Bawany lives just outside the new ward — his residence is within the former 50th Ward borders — so he would have to move if elected. The new map no longer includes Warren Park and has had a chunk taken out of its center and given to the 40th Ward. While the new ward’s racial and ethnic demographics are similar to those in the old map, Bawany says this new map favors Silverstein.

“That is one of the most progressive precincts in our ward,” he said in reference to the area taken out of West Ridge in the new ward map. “And that is the heart of people who have organized against Debra Silverstein for this community.”

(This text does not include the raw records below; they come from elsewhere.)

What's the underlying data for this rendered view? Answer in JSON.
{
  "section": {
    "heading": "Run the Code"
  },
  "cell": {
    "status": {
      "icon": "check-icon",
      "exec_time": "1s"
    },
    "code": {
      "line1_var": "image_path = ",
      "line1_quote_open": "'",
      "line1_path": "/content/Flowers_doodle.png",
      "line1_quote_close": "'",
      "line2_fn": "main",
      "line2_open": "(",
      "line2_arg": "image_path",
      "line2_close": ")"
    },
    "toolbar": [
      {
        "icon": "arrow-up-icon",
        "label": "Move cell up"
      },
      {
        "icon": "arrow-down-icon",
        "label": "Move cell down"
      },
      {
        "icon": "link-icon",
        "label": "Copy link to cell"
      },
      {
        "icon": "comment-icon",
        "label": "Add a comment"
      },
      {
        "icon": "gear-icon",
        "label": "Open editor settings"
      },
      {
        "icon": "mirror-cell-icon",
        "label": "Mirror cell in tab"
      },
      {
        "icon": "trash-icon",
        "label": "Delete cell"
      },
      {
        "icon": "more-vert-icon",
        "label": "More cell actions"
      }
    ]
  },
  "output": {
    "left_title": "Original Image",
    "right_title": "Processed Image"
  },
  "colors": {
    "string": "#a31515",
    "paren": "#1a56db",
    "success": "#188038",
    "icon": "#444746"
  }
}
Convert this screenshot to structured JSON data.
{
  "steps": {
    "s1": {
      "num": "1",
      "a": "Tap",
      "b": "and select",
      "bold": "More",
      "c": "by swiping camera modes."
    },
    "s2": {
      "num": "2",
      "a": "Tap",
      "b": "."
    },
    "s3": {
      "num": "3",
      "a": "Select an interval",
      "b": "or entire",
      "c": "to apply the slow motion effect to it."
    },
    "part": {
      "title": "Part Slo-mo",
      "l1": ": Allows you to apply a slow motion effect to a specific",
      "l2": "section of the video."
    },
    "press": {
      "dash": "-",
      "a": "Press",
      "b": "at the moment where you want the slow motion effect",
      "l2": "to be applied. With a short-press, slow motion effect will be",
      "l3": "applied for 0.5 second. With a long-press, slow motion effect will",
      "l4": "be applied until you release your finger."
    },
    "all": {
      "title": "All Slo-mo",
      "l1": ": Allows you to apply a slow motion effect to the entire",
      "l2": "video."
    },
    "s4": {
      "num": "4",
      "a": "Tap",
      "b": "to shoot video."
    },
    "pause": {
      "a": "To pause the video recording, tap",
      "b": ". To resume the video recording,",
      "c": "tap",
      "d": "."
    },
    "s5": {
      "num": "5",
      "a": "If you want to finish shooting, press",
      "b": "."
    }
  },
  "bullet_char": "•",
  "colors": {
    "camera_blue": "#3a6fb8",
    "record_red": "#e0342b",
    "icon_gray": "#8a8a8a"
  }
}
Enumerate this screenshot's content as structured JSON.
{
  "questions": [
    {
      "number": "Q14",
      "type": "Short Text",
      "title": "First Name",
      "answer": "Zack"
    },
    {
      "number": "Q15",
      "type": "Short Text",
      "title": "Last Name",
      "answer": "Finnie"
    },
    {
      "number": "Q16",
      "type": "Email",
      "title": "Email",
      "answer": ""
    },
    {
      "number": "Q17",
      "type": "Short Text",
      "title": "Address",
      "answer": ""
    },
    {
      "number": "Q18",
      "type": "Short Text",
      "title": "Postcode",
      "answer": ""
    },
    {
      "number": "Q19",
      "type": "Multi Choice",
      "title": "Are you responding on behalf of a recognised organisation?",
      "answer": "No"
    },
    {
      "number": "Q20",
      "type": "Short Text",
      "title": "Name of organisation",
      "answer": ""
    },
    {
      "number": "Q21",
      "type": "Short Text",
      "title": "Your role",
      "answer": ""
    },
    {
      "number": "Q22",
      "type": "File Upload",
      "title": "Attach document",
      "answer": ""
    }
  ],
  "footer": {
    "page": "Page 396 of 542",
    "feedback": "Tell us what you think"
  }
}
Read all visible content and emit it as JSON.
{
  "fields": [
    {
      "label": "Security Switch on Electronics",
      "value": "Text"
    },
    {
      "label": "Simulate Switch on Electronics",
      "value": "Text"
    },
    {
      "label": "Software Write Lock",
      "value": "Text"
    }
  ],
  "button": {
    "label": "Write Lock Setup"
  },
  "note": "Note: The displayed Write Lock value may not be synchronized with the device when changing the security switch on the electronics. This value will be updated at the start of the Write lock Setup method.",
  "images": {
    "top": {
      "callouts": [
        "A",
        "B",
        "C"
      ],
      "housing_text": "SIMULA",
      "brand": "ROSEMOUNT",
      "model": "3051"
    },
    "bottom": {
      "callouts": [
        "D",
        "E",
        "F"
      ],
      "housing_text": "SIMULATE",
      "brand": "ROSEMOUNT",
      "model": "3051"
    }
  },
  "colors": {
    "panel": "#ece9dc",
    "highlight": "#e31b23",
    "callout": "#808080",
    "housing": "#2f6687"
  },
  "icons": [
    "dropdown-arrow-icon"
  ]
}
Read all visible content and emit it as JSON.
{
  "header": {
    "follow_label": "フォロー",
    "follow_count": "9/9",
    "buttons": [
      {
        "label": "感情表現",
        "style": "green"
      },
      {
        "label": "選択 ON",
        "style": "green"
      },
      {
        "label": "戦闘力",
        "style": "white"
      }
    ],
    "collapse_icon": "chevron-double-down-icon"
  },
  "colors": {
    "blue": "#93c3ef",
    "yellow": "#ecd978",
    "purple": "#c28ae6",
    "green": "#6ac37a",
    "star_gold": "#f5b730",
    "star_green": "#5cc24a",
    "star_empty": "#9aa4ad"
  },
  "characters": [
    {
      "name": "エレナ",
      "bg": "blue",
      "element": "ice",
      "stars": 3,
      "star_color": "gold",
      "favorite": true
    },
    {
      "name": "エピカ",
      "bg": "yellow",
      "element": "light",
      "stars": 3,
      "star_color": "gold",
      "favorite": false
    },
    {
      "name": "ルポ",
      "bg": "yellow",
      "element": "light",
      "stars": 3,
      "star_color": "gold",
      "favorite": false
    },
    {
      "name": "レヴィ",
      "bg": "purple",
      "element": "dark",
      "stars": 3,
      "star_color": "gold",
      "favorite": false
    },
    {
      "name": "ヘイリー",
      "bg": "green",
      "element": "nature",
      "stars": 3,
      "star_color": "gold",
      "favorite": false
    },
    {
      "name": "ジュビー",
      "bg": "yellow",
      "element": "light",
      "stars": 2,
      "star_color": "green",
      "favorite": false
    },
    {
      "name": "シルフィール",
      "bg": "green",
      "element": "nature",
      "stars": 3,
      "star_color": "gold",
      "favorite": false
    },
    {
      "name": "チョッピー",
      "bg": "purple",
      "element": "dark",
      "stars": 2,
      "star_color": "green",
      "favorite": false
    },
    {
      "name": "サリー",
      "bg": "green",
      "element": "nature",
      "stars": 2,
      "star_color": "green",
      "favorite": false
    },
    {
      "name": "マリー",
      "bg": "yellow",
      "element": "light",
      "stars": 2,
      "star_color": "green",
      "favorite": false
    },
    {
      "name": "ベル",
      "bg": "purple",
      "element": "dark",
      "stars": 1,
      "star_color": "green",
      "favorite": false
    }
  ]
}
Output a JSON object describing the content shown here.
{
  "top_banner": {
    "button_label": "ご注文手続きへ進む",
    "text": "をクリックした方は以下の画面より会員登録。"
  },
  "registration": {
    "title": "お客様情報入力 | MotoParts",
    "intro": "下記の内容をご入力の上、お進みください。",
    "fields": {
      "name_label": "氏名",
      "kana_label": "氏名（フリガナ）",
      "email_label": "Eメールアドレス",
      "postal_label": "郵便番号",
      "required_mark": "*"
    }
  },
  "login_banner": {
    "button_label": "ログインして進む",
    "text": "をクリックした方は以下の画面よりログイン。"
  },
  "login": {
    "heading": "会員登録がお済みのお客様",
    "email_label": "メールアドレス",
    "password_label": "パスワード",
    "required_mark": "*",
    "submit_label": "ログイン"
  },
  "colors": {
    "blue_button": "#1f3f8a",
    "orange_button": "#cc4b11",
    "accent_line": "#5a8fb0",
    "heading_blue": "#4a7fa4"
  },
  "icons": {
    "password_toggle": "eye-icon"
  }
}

Bawany has received backing from the CTU, the SEIU Health Care union and local individuals — many of whom came out in continued support of Bawany after the first batch of his old tweets surfaced. He has also been endorsed by the Democratic Socialists of America’s Chicago branch, which has not responded to the Tribune’s request for comment. Asked by the paper what socialism meant to him, he said, “I don’t care for the label, I really don’t. But what I care about is people who care about people and who want who see housing as a human right.”

Silverstein has outraised him more than 2-1, and she has a track record of beating her opponents by more than 40 points in her two races as an incumbent.

“I don’t know if on March 1 we’ll say ‘Alderperson Bawany,’ or if I’ll be back in school on March 7,” Bawany said. “But there’s a thing about this area, there’s a pain people go through. And if I can in any which way alleviate it, I will.”